The younger viewers who shunned “The Good Wife” are also those most enthusiastic about digital services like All Access. A 2015 Deloitte study found that 72% of consumers 14-25 identified streaming video as one of the market’s most valuable services, while only 58% said the same for pay TV. Among baby boomers, 89% cited pay TV as most valuable, and only 43% cited streaming.

Paramount’s feature film “Star Trek: Beyond,” meanwhile, drew a first-week audience in July that was 59% male, according to Comscore, with equal shares of men and women giving the movie a positive rating. Fifty-six percent of its viewers were between the ages  of 13 and 34.

There’s no doubt that the spinoff of “The Good Wife” will be a less ideal start for All Access’ scripted efforts. But despite the delay, CBS expects “Star Trek” fans to turn up when the series does debut in the spring.

Speaking at a Merrill Lynch conference in Los Angeles the day after “Discovery” was pushed back, CBS CEO Leslie Moonves was bullish on subscriber growth for All Access, which will also launch a spinoff of the unscripted franchise “Big Brother” this fall.

“We have said by 2020 we anticipate having 4 million subs for All Access, and 4 million for Showtime OTT,” Moonves said. “When ‘Star Trek’ comes on — ‘Good Wife,’ ‘Big Brother’ — we anticipate we’ll be ahead of 2020 for that 4 million.”
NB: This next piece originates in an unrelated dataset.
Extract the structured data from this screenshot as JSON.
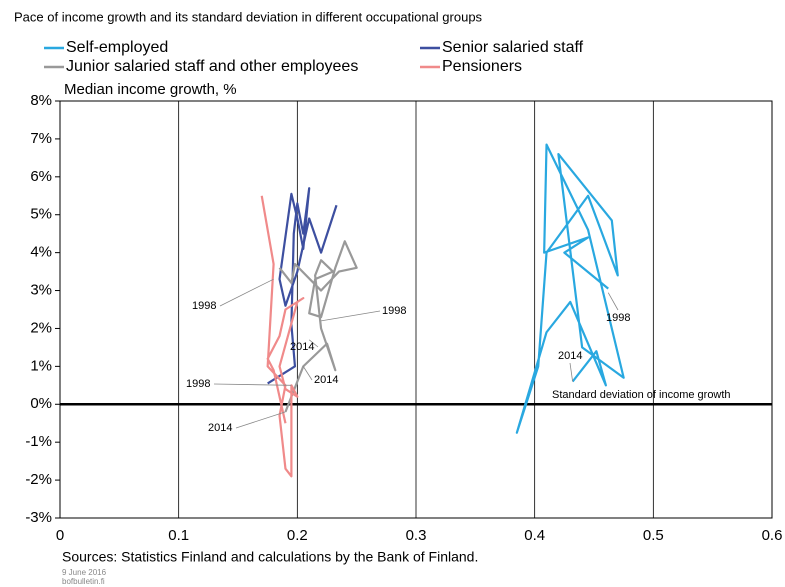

What remains to be seen is whether that rate of growth will be enough for All Access to compete against rivals such as Netflix, which boasts 47 million U.S. subscribers.

While CBS has laid out an initial plan to add four original series a year, Netflix had by last month premiered or ordered 71 original
scripted series, according to FX Networks research. And with a slate thus far made entirely of spinoffs from broadcast shows, CBS still needs to prove to the creative community that All Access can be the right home for the kinds of premium projects that go to cable and digital.

All Access may not have to go toe-to-toe with Netflix on originals, as it also has CBS’ library content and current programming — and a price point significantly lower than Netflix’s $9.99 standard plan — to lure would-be subscribers. A successful All Access might better resemble a souped-up, more vertically integrated Hulu than a mini-Netflix. And that might be more than enough to keep it boldly going where no broadcast network has gone before.